OCEAN CITY – Comcast of Eastern Shore last week filed suit in U.S. District Court seeking thousands of dollars in lost compensation and other damages against a Gambrills, Md. man accused of pirating Internet service for several condominium buildings in Ocean City.
Listed in the suit are Frank Clark and his fictitious company OceanNet for unauthorized use of the company’s high-speed Internet service for personal gain. The suit alleges Clark purchased service for an individual account, then used a complex network to supply the service to other unauthorized third parties within the same condo buildings.
In one example described in the suit, Clark utilized a single subscription for Comcast’s high-speed Internet service (HIS) to provide the service to several units at a multiple dwelling unit on Sand Dune Rd. in Ocean City and the surrounding area. The distribution of the service to unauthorized third parties was discovered last September when a Comcast representative conducted an audit and discovered Clark and OceanNet had improperly tapped into the primary service line and connected a Comcast cable modem authorized at another address and his own wireless router, along with antennae to allow him to re-distribute service through the building.
Now, splitting a cable television connection to another TV in the same dwelling or even another unit in the same building has been around as long as there has been cable, just as piggybacking on another person’s wireless Internet service has going on as long as their has been wireless Internet service, but rarely has the illegal activity been carried out so brazenly. Clark’s website claims OceanNet is America’s Number One provider of wireless Internet WIFI systems for the timeshare and condominium market.
The suit filed last week contends an illegal wireless network could conceivably assist a large number of third parties to receive unauthorized service without payment to Comcast.

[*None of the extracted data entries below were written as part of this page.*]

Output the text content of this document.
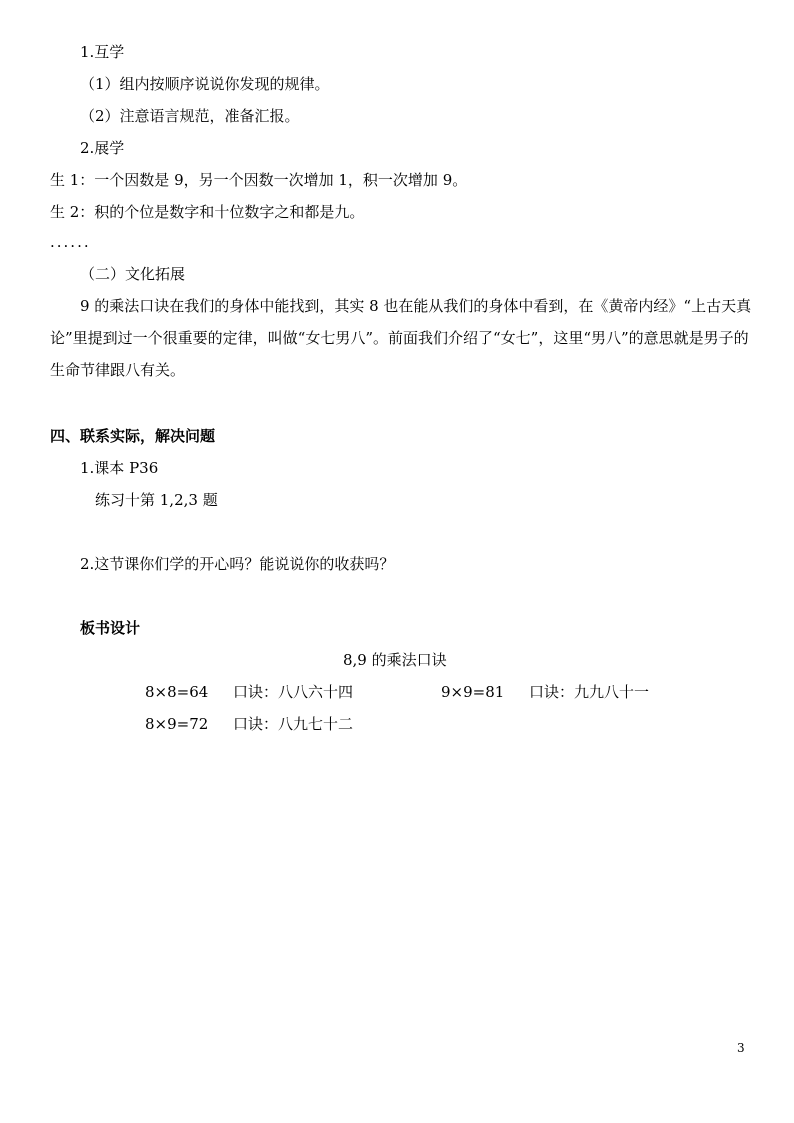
1.互学
（1）组内按顺序说说你发现的规律。
（2）注意语言规范，准备汇报。
2.展学
生 1：一个因数是 9，另一个因数一次增加 1，积一次增加 9。
生 2：积的个位是数字和十位数字之和都是九。
......
（二）文化拓展
9 的乘法口诀在我们的身体中能找到，其实 8 也在能从我们的身体中看到，在《黄帝内经》“上古天真论”里提到过一个很重要的定律，叫做“女七男八”。前面我们介绍了“女七”，这里“男八”的意思就是男子的生命节律跟八有关。
四、联系实际，解决问题
1.课本 P36
练习十第 1,2,3 题
2.这节课你们学的开心吗？能说说你的收获吗？
板书设计
8,9 的乘法口诀
8×8=64 口诀：八八六十四	9×9=81 口诀：九九八十一
8×9=72 口诀：八九七十二
3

“The lost cash flow to Comcast resulting from the diversion of its revenue to unauthorized third parties has an adverse impact on its ability to purchase and maintain a high quality of programming services for its subscribers,” the complaint reads. “Furthermore, the maintenance of unauthorized connections to Comcast’s HIS service may result in signal leakage, which could violate FCC regulations as well as cause degradation of Comcast’s signal and other service problems for Comcast’s legitimate customers.”
The suit seeks the actual damages which Comcast suffered from the illegal activity along with any additional profit gained by Clark and OceanNet, or, in the alternative, statutory damages between $250 and $10,000 for each prohibited sale of residential Comcast HIS service along with enhanced statutory damages of up to $50,000.